I mean filesize in kilobytes. Like this (reading the numbers off my HD):
Original html file: 156K plus a few K of external stylesheet.
created by Safari 389K
created by Opera 946K
Firefox and Camino, both 1.1MB
Chrome 2.2MB (!)
They all look the same except that only Safari and Opera show the background colors of table cells-- but this may have been my fault for forgetting to change a default.
I also have versions made by TextEdit, either directly or via Safari, but these got horribly mixed-up in the horizontal alignment. (It's a series of grammatical tables.) Conversely, both Opera and the Mozillas got confused and ate part of the Index, which is in three columns. I may be able to fix this by using more redundancy in the CSS.
The visual size is based on display in the browser that created the PDF. So Opera's version comes out a little smaller (in display size and hence pagecount) because it won't let me set a 15pt font size so it's at 14.
It is probably not surprising that Safari does the best job, since it's the most intimately connected with the OS.

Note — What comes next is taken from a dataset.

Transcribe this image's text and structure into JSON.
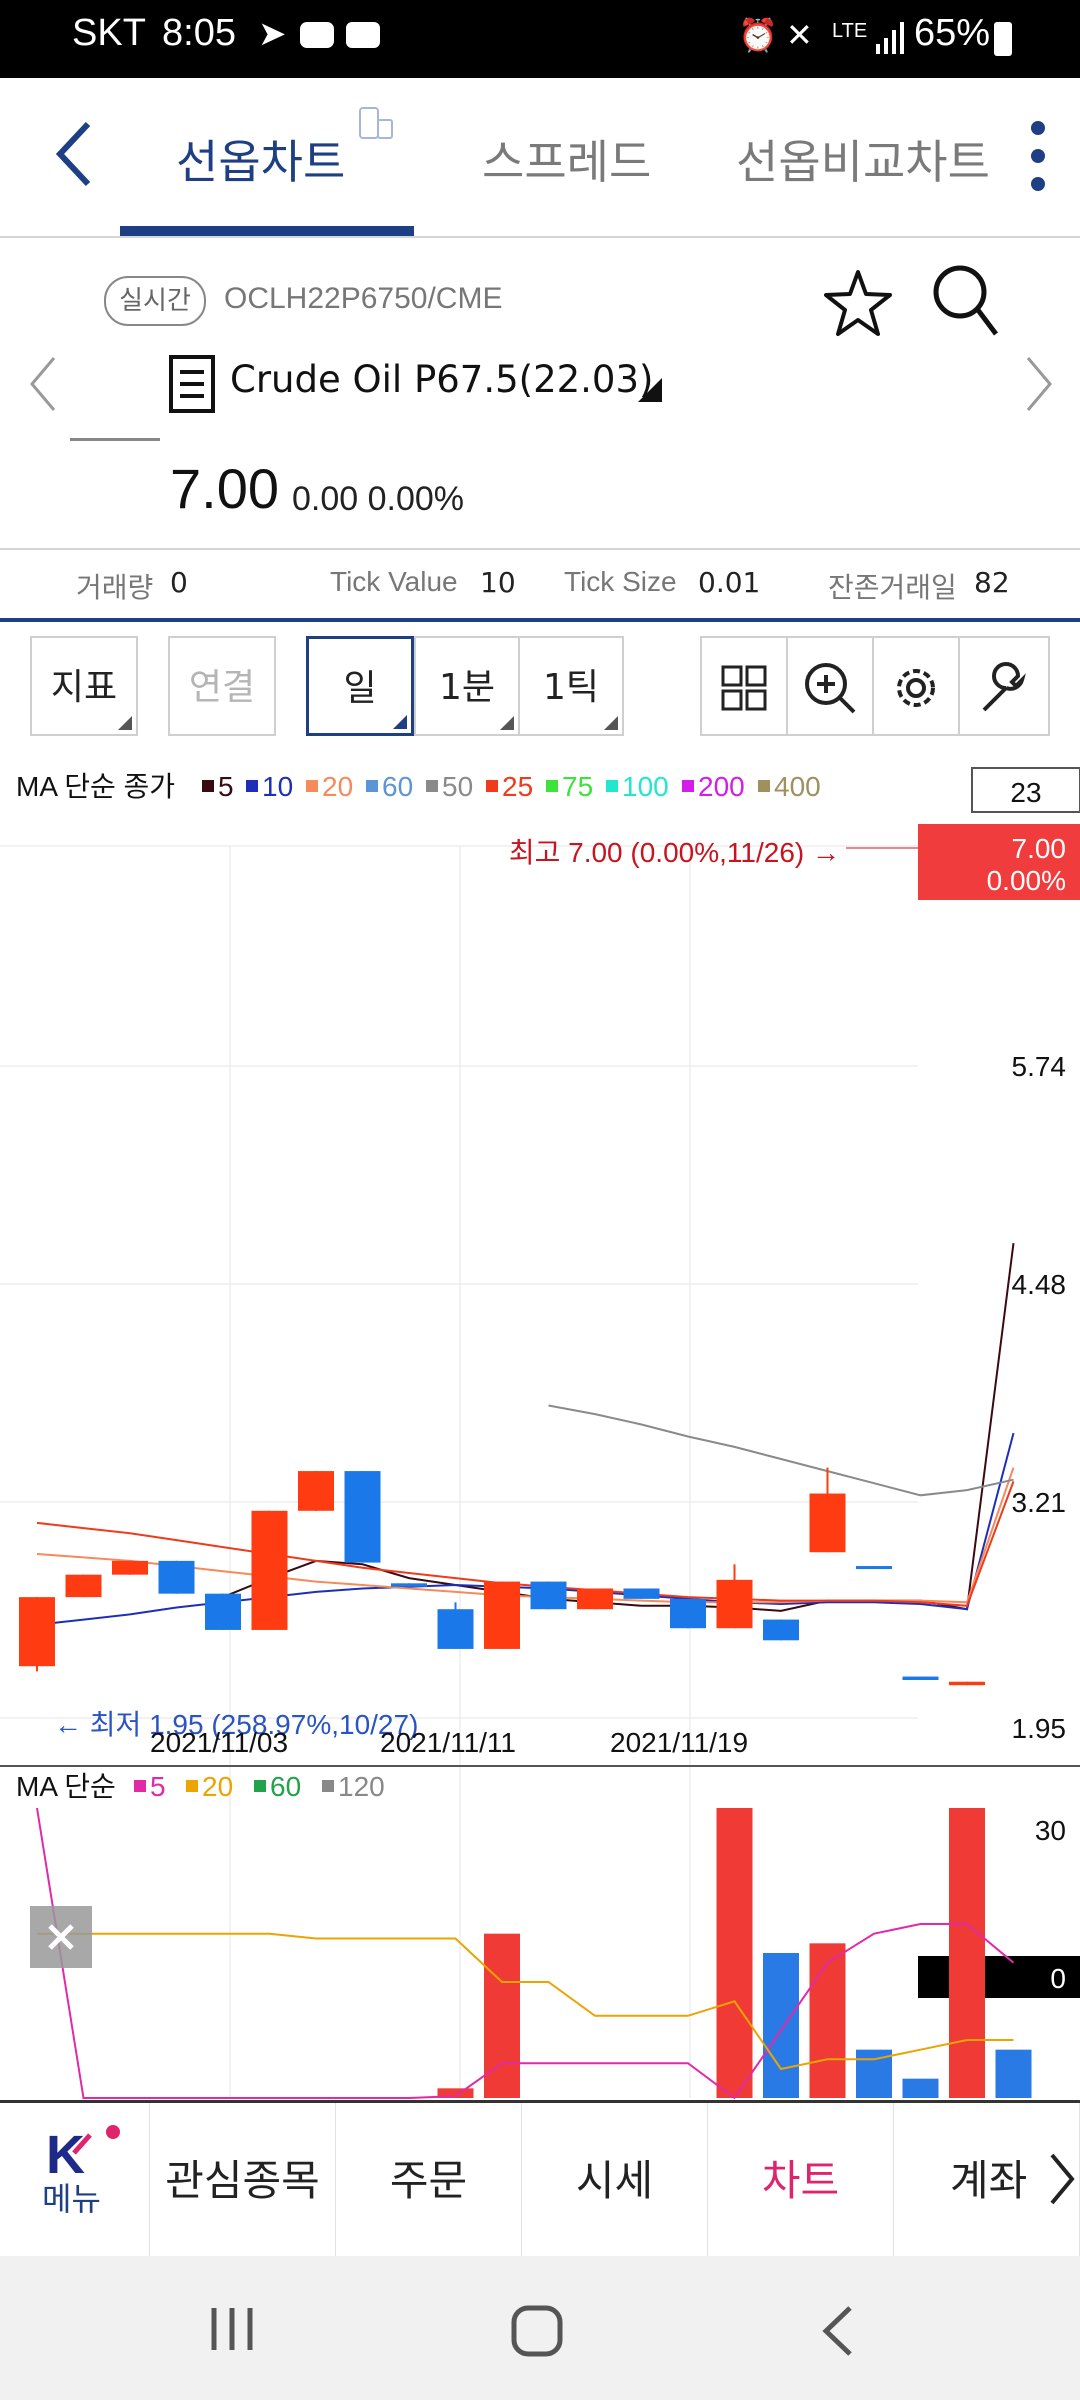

Mac-generated PDFs are fully searchable-- at least in Roman type-- but they do not preserve internal links (# fragments), only complete links in http://
Although it doesn't address the actual problem, one workaround would be to pack the .pdf into a .zip, which all browsers should save and not try to open.
Unfortunately, there might be some users who don't know what to do with a .zip file or who will consider the extra step a nuisance.
Thanks for the advice. I'm going to try to get the person who designs the PDFs to optimize them a bit more, and see if that helps. I'll also change up the wording on the page a little. I think people's brains would explode if I offered a zip file. I was suspecting more user error than problems with the page, which sucks. I wish there was something I could easily fix.
lucy24, I also have noticed how bloated pdfs from chrome are. I haven't spent the time to dig into things and figure out where all of the added bloat is coming from, but those made with Acrobat Pro or PDFcreator are much, much smaller.